At The Center for Research on Girls (CRG) at Laurel School, we have moved away from trying to reduce stressors that are largely out of our control and toward helping girls develop resources to address the stresses they inevitably face. Our approach is grounded in an established tradition in stress research that finds stress to be a subjective experience: whether an event is stressful depends heavily upon the resources available to address the stress. For example, owing a hefty fine on a forgotten library book is not as stressful if you have the money to pay for it, just as having a dear friend move away is not nearly so stressful if you have other good friends to lean on.

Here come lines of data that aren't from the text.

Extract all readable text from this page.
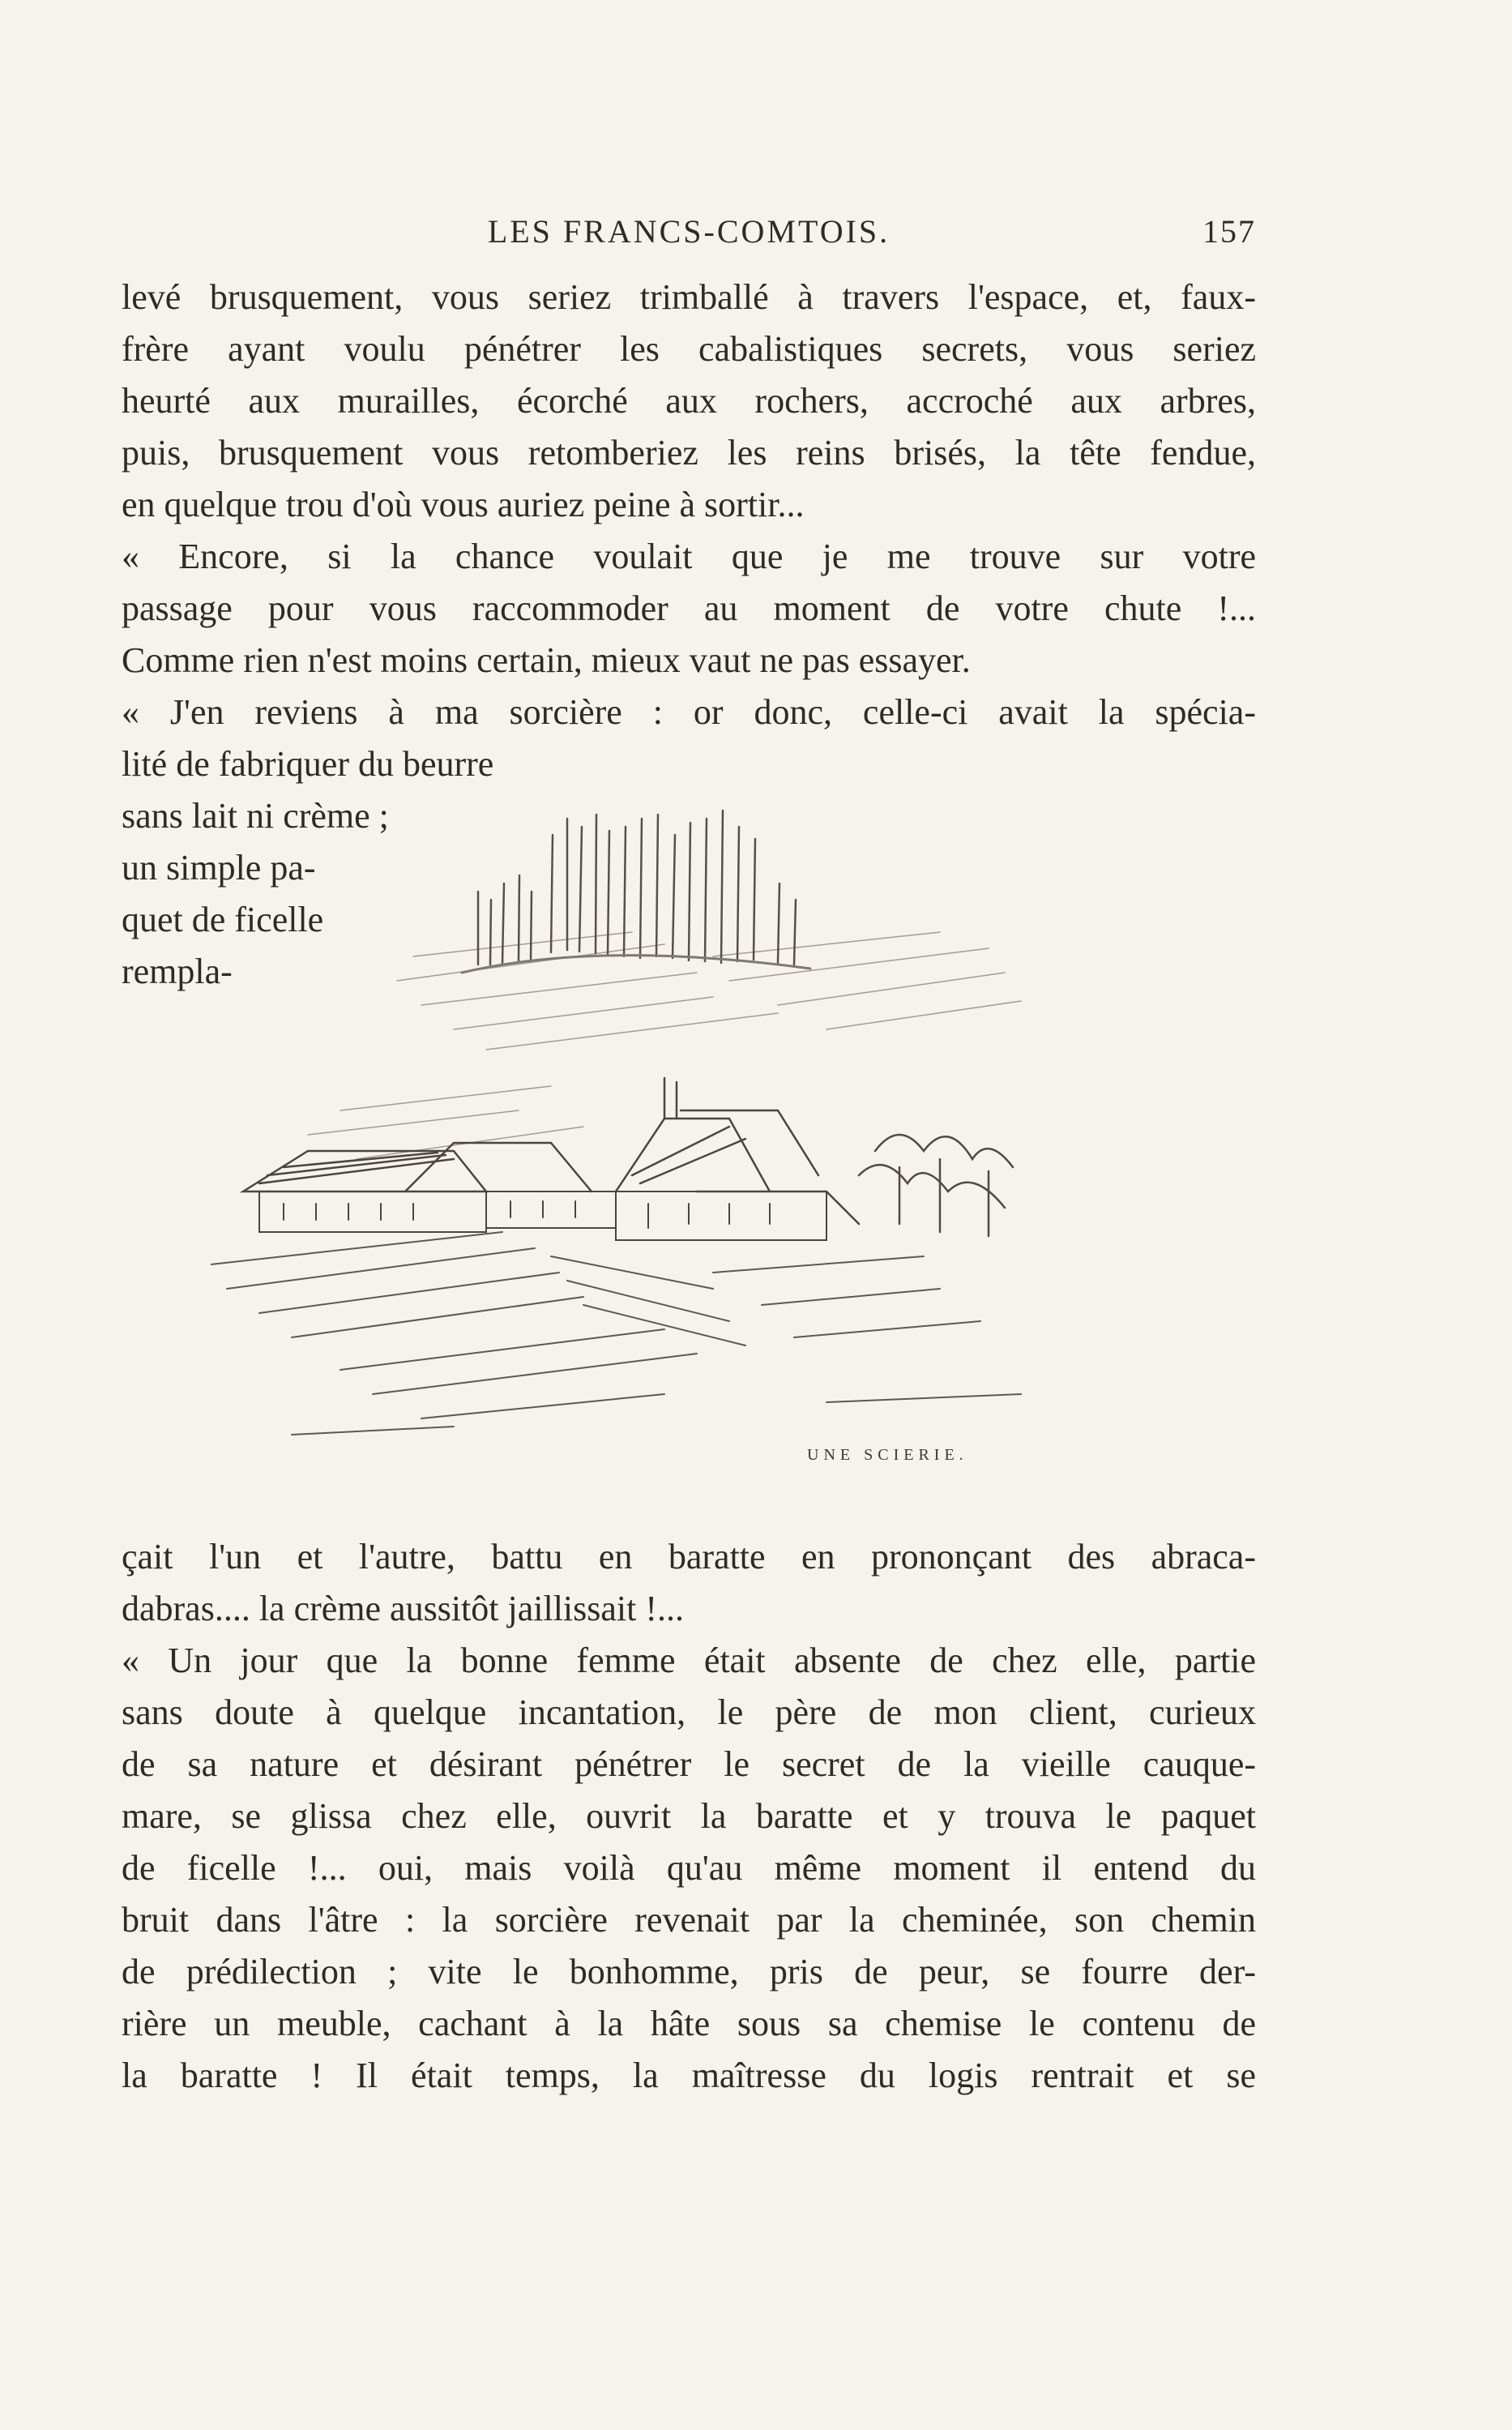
LES FRANCS-COMTOIS.	157
levé brusquement, vous seriez trimballé à travers l'espace, et, faux-
frère ayant voulu pénétrer les cabalistiques secrets, vous seriez
heurté aux murailles, écorché aux rochers, accroché aux arbres,
puis, brusquement vous retomberiez les reins brisés, la tête fendue,
en quelque trou d'où vous auriez peine à sortir...
« Encore, si la chance voulait que je me trouve sur votre
passage pour vous raccommoder au moment de votre chute !...
Comme rien n'est moins certain, mieux vaut ne pas essayer.
« J'en reviens à ma sorcière : or donc, celle-ci avait la spécia-
lité de fabriquer du beurre
sans lait ni crème ;
un simple pa-
quet de ficelle
rempla-
UNE SCIERIE.
çait l'un et l'autre, battu en baratte en prononçant des abraca-
dabras.... la crème aussitôt jaillissait !...
« Un jour que la bonne femme était absente de chez elle, partie
sans doute à quelque incantation, le père de mon client, curieux
de sa nature et désirant pénétrer le secret de la vieille cauque-
mare, se glissa chez elle, ouvrit la baratte et y trouva le paquet
de ficelle !... oui, mais voilà qu'au même moment il entend du
bruit dans l'âtre : la sorcière revenait par la cheminée, son chemin
de prédilection ; vite le bonhomme, pris de peur, se fourre der-
rière un meuble, cachant à la hâte sous sa chemise le contenu de
la baratte ! Il était temps, la maîtresse du logis rentrait et se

As educators, we aim to foster resilience. Our work has been inspired, in part, by Angela Duckworth’s excellent research on “grit” and her findings that the ability to persist in the face of difficulty may be as essential to success as talent or intelligence. While everyone agrees that resilience is a good thing, it has not always been clear what resilience is and how schools can teach it. At CRG, we have come to see resilience as a construct with many components — some are internal resources that girls already possess and just need to hone, others are resources they can develop and take with them into adulthood.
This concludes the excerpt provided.